The Tailor and the Wolf
There once was a tailor who worked for a priest. He went to the village to work, and at that time, God had not sent any food to the unfortunate wolf. The wolf climbed up a hill and began to pray to God:- "Lord, give me something to eat, or I will die!"
- "Oh, go ahead," God replied, "whatever you find that belongs to the priest will be your food."
The wolf went on his way and came across a mare.
- "Hello, mare! Whose are you?"
- "Oh, wolf, I belong to the priest!"
- "Then you are my food!"
- "Oh, but look," said the mare, "I’ve been to the city and brought back some papers."
The wolf stopped to examine the papers. Meanwhile, the mare leaped away, and when the wolf looked up, she was already out of sight.
The wolf walked on, thinking: "What a fool I am! I’m neither a gentleman nor literate, so why did I bother looking at those papers?"
As the wolf continued, he met a ram.
- "Hello, ram! Whose are you?"
- "I belong to the priest."
- "Then you are my food!"
- "Oh, wolf, stand below, and I’ll climb up this hill.

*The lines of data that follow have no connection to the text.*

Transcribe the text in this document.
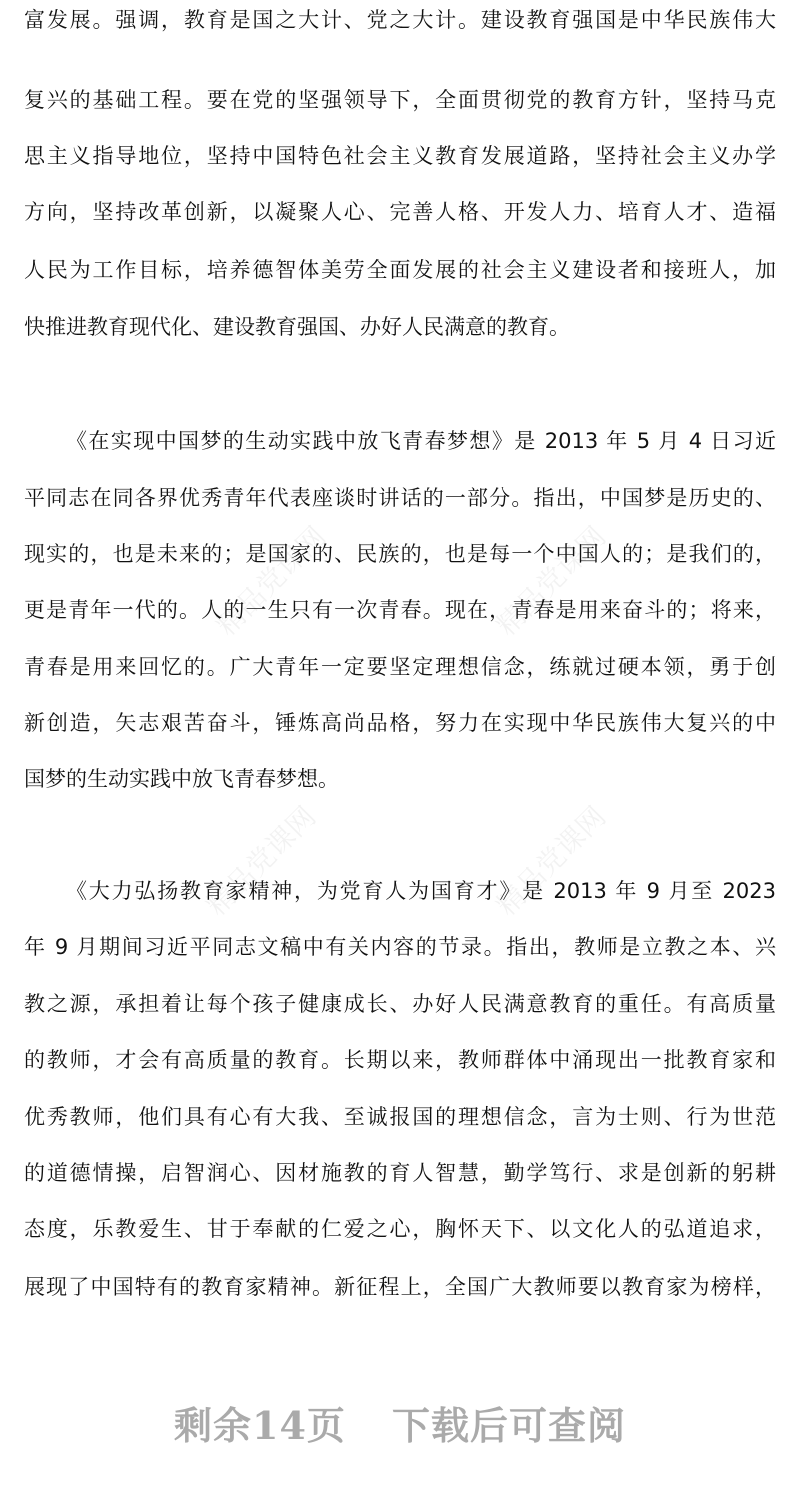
精品党课网	精品党课网
精品党课网	精品党课网
富发展。强调，教育是国之大计、党之大计。建设教育强国是中华民族伟大
复兴的基础工程。要在党的坚强领导下，全面贯彻党的教育方针，坚持马克
思主义指导地位，坚持中国特色社会主义教育发展道路，坚持社会主义办学
方向，坚持改革创新，以凝聚人心、完善人格、开发人力、培育人才、造福
人民为工作目标，培养德智体美劳全面发展的社会主义建设者和接班人，加
快推进教育现代化、建设教育强国、办好人民满意的教育。
《在实现中国梦的生动实践中放飞青春梦想》是 2013 年 5 月 4 日习近
平同志在同各界优秀青年代表座谈时讲话的一部分。指出，中国梦是历史的、
现实的，也是未来的；是国家的、民族的，也是每一个中国人的；是我们的，
更是青年一代的。人的一生只有一次青春。现在，青春是用来奋斗的；将来，
青春是用来回忆的。广大青年一定要坚定理想信念，练就过硬本领，勇于创
新创造，矢志艰苦奋斗，锤炼高尚品格，努力在实现中华民族伟大复兴的中
国梦的生动实践中放飞青春梦想。
《大力弘扬教育家精神，为党育人为国育才》是 2013 年 9 月至 2023
年 9 月期间习近平同志文稿中有关内容的节录。指出，教师是立教之本、兴
教之源，承担着让每个孩子健康成长、办好人民满意教育的重任。有高质量
的教师，才会有高质量的教育。长期以来，教师群体中涌现出一批教育家和
优秀教师，他们具有心有大我、至诚报国的理想信念，言为士则、行为世范
的道德情操，启智润心、因材施教的育人智慧，勤学笃行、求是创新的躬耕
态度，乐教爱生、甘于奉献的仁爱之心，胸怀天下、以文化人的弘道追求，
展现了中国特有的教育家精神。新征程上，全国广大教师要以教育家为榜样，
剩余14页 下载后可查阅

Open your mouth, and I’ll jump right in."
The ram charged and butted the wolf in the head, nearly killing him. The wolf walked away, thinking: "What a fool I am! Did I think I was some nobleman, expecting an easy meal?"
Next, the wolf came across some pigs.
- "Hello, pigs! Whose are you?"
- "We belong to the priest!"
- "Then you are my food!"
- "Oh, brother wolf! Let us at least sing a song before you eat us."
While the pigs distracted the wolf, some peasants noticed him and chased him away.
The wolf walked on and met the tailor.
- "Hello, tailor! Whose are you?"
- "I belong to the priest."
- "Ah, so you are my food!"
- "Oh, brother wolf! Let me at least wash myself before I die. Let me wipe myself with your tail."
The tailor wrapped the wolf’s tail around his hand and gave the wolf three good whacks with his yardstick, nearly knocking the wolf out.
The tailor quickly realized the danger, ran off, and hid in an oak tree. The wolf began to think about how to catch the tailor. He gathered some young wolves and approached the oak tree.
- "Look, brothers, the tailor is sitting up in that oak tree. Let’s get him down!"
The tailless wolf lay down below, and the others climbed on top of him, trying to reach the tailor.
The tailor called out:
- "At least let me have a sniff of tobacco before I die."
He took a sniff:
- "Achoo!"
The wolf thought the tailor had shouted, "Yardstick!" and in a panic, the wolves scattered, grabbing the tailless wolf and tearing him apart. And so, the poor wolf met his end.